The lamp is actually driven to be driven, and the temperature rise of the switching element Q1 is checked to determine.

[0010]

As described above, since the inverter lighting circuit of the fluorescent lamp of the present invention is configured to directly drive and control the switching element of the high frequency power source by using the general-purpose microcomputer in the control unit, a dedicated LSI is used. It is possible to realize lighting control for lighting lighting and control of additional functions such as remote control and delayed lighting without using the microcomputer. Also,
The circuit can be configured very easily, and the function can be easily changed without adding or changing hardware. Further, since the drive control is configured via the duty variable circuit, the lighting circuit can be driven to be driven with the optimum duty,
The reliability of the lighting device can be ensured.

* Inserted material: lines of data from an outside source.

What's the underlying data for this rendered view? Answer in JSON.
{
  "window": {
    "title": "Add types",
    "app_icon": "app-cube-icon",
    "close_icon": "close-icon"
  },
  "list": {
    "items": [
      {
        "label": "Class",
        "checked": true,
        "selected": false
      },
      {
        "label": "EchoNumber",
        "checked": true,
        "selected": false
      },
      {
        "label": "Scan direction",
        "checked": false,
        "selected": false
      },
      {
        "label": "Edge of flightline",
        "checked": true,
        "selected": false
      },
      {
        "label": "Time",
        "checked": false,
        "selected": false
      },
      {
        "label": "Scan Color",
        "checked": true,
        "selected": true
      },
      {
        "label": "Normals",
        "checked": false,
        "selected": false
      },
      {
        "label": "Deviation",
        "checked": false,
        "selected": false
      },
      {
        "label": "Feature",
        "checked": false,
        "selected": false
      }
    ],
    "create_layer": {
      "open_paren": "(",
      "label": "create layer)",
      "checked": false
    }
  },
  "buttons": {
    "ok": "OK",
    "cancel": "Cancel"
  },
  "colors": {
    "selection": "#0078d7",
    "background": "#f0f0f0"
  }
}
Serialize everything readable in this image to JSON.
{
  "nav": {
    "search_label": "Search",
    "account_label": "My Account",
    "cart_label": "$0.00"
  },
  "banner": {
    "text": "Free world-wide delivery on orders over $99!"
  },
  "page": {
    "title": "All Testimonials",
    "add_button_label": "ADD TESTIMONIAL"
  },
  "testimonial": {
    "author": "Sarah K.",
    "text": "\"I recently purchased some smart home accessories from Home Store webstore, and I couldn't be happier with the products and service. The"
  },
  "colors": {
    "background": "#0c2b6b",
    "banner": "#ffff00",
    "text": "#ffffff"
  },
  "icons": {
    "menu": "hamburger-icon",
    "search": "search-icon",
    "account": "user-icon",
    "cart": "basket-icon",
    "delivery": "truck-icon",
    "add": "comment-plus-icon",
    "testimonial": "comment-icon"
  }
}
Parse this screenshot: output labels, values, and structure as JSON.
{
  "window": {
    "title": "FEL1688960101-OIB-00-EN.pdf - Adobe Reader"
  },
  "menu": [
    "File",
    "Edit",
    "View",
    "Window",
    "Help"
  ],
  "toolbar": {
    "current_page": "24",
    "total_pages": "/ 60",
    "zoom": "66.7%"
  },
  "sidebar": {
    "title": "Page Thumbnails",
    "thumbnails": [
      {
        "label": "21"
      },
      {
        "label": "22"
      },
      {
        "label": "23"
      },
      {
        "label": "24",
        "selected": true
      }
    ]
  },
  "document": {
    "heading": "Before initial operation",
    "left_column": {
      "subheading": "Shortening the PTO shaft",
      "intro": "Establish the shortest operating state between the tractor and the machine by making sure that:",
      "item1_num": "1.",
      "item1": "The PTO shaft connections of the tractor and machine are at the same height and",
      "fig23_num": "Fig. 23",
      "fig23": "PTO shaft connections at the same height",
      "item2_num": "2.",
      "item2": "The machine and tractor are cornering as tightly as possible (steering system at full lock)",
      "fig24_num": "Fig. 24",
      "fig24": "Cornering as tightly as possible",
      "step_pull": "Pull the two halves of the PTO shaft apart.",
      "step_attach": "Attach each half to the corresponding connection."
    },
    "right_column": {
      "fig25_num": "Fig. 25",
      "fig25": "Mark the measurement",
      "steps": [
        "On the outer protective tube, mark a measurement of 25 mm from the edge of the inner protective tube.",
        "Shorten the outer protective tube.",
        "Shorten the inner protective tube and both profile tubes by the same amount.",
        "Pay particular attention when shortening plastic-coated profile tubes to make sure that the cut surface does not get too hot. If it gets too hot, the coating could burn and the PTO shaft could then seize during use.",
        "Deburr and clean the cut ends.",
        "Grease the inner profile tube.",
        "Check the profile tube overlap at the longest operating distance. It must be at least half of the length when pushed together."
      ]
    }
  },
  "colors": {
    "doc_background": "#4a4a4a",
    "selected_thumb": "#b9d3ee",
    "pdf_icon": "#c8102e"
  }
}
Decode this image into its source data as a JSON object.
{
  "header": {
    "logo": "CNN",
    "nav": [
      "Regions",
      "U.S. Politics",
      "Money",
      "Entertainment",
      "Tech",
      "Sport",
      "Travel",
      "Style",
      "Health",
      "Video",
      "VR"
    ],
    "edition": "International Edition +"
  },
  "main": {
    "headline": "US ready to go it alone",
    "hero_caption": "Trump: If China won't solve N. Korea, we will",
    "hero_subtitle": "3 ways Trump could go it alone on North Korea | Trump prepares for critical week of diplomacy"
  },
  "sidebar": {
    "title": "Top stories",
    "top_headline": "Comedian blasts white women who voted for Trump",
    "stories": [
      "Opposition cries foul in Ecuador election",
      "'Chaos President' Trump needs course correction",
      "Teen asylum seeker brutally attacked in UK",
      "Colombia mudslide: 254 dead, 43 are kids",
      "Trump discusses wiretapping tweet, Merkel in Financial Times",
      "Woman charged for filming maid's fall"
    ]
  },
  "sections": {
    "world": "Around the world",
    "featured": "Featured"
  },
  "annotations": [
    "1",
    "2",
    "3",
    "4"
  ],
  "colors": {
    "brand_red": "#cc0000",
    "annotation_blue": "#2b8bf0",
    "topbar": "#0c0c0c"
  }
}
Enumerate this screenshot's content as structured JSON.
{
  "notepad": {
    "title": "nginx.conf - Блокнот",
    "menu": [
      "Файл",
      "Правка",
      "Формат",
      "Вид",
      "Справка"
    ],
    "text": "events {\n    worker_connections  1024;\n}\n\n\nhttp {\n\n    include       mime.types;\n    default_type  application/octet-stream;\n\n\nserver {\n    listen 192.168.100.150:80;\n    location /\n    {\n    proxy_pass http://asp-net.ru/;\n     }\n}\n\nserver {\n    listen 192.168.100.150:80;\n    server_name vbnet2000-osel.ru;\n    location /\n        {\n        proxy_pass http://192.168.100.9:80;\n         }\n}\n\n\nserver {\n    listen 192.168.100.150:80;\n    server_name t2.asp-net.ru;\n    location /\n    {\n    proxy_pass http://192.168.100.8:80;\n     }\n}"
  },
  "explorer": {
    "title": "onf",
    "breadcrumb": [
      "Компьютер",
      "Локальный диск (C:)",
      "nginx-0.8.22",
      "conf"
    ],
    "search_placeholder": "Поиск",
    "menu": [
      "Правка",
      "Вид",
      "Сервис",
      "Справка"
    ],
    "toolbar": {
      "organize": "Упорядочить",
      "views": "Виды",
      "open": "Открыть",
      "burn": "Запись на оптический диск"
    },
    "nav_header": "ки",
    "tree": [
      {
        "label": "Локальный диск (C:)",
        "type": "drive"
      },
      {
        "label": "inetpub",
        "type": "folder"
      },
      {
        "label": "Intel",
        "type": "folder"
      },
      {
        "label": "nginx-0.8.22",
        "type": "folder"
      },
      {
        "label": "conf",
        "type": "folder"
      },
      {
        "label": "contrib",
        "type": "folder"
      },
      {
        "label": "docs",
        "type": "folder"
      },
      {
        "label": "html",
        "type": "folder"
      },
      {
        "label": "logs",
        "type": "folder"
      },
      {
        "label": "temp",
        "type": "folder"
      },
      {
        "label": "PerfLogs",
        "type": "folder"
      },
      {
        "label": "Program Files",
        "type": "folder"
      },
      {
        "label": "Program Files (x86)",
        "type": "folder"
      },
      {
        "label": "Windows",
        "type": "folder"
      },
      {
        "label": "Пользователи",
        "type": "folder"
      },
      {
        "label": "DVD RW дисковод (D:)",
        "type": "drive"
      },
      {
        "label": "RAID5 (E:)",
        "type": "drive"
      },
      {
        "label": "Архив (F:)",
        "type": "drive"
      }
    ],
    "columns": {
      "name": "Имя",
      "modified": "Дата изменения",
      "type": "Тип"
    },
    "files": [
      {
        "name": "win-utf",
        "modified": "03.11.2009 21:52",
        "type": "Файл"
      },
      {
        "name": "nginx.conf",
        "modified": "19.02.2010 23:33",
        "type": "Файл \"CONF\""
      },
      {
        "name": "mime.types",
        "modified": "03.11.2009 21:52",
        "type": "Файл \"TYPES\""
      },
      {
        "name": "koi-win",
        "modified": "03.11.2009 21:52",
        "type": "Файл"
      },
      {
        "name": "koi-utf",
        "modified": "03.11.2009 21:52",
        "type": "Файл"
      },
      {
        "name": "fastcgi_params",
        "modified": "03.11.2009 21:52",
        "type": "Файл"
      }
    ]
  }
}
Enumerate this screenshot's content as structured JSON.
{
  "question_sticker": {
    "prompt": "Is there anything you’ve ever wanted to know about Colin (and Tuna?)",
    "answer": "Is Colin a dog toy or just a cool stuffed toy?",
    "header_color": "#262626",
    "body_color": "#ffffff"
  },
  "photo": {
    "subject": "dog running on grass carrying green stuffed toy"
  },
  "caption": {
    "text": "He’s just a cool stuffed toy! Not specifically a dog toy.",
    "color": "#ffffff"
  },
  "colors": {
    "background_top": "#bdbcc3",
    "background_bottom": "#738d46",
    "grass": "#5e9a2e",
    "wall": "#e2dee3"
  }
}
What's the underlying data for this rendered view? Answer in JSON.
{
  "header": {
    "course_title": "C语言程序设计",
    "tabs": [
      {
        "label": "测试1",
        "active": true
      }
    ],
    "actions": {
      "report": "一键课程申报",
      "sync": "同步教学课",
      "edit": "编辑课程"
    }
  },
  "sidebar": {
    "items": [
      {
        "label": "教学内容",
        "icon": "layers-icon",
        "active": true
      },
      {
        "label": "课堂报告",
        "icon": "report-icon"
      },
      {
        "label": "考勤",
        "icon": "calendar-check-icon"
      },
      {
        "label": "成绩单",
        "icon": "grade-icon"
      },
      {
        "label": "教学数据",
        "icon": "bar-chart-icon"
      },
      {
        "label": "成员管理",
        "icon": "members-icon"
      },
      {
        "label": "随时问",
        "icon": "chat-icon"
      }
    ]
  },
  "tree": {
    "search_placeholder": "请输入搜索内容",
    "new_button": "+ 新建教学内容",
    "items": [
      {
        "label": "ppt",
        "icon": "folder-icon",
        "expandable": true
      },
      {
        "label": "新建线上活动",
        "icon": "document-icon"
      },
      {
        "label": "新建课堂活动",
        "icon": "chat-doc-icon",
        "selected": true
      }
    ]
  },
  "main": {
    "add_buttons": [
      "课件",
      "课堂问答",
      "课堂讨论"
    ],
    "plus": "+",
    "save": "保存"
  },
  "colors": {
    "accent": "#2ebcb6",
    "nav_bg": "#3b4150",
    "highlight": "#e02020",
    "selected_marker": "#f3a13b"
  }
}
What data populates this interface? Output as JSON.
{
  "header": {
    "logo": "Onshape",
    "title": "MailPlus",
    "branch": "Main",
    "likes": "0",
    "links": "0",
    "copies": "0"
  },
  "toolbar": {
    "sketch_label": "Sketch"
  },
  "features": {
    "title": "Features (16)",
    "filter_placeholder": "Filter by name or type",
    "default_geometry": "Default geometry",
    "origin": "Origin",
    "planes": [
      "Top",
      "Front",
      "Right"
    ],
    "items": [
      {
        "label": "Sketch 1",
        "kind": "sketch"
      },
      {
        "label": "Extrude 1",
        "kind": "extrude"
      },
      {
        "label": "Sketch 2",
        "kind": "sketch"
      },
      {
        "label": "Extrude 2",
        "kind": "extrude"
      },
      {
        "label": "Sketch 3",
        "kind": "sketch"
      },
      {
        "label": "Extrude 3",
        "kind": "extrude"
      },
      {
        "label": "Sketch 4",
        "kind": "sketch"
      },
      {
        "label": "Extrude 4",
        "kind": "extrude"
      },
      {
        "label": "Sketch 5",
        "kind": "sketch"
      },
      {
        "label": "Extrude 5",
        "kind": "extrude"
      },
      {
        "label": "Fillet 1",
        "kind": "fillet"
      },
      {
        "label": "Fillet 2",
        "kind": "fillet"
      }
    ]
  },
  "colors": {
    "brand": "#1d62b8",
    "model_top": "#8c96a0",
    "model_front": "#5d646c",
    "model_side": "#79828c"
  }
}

[Brief description of drawings]

FIG. 1 is a control circuit diagram of an inverter lighting circuit of the present invention.

FIG. 2 is a waveform diagram of signals at various parts in FIG.

FIG. 3 is an inverter lighting circuit diagram of a fluorescent lamp.

4 is a concrete inverter lighting circuit diagram of FIG. 3. FIG.

[Explanation of symbols]

 1 Inverter lighting circuit 2 Fluorescent lamp 5 Control circuit 7 DC power supply 8 Microcomputer 9 Duty variable circuit L1, C1 resonance circuit Q1 switching element

Claims (2)

[Claims] 1. An inverter lighting circuit for driving a lighting circuit having a resonance circuit connected to a DC power supply, wherein a switching element is excited by a control circuit in accordance with a predetermined frequency to light an illumination lamp at a high frequency, the control circuit comprising: An inverter lighting circuit comprising a microcomputer that emits a pulse signal of 50% duty that is divided by changing a clock division ratio, and the switching element is excited by the pulse signal of the microcomputer. 2. The inverter lighting circuit according to claim 1, wherein a duty variable circuit is connected to a stage subsequent to the microcomputer, and a switching element is excited by a pulse signal whose duty is varied.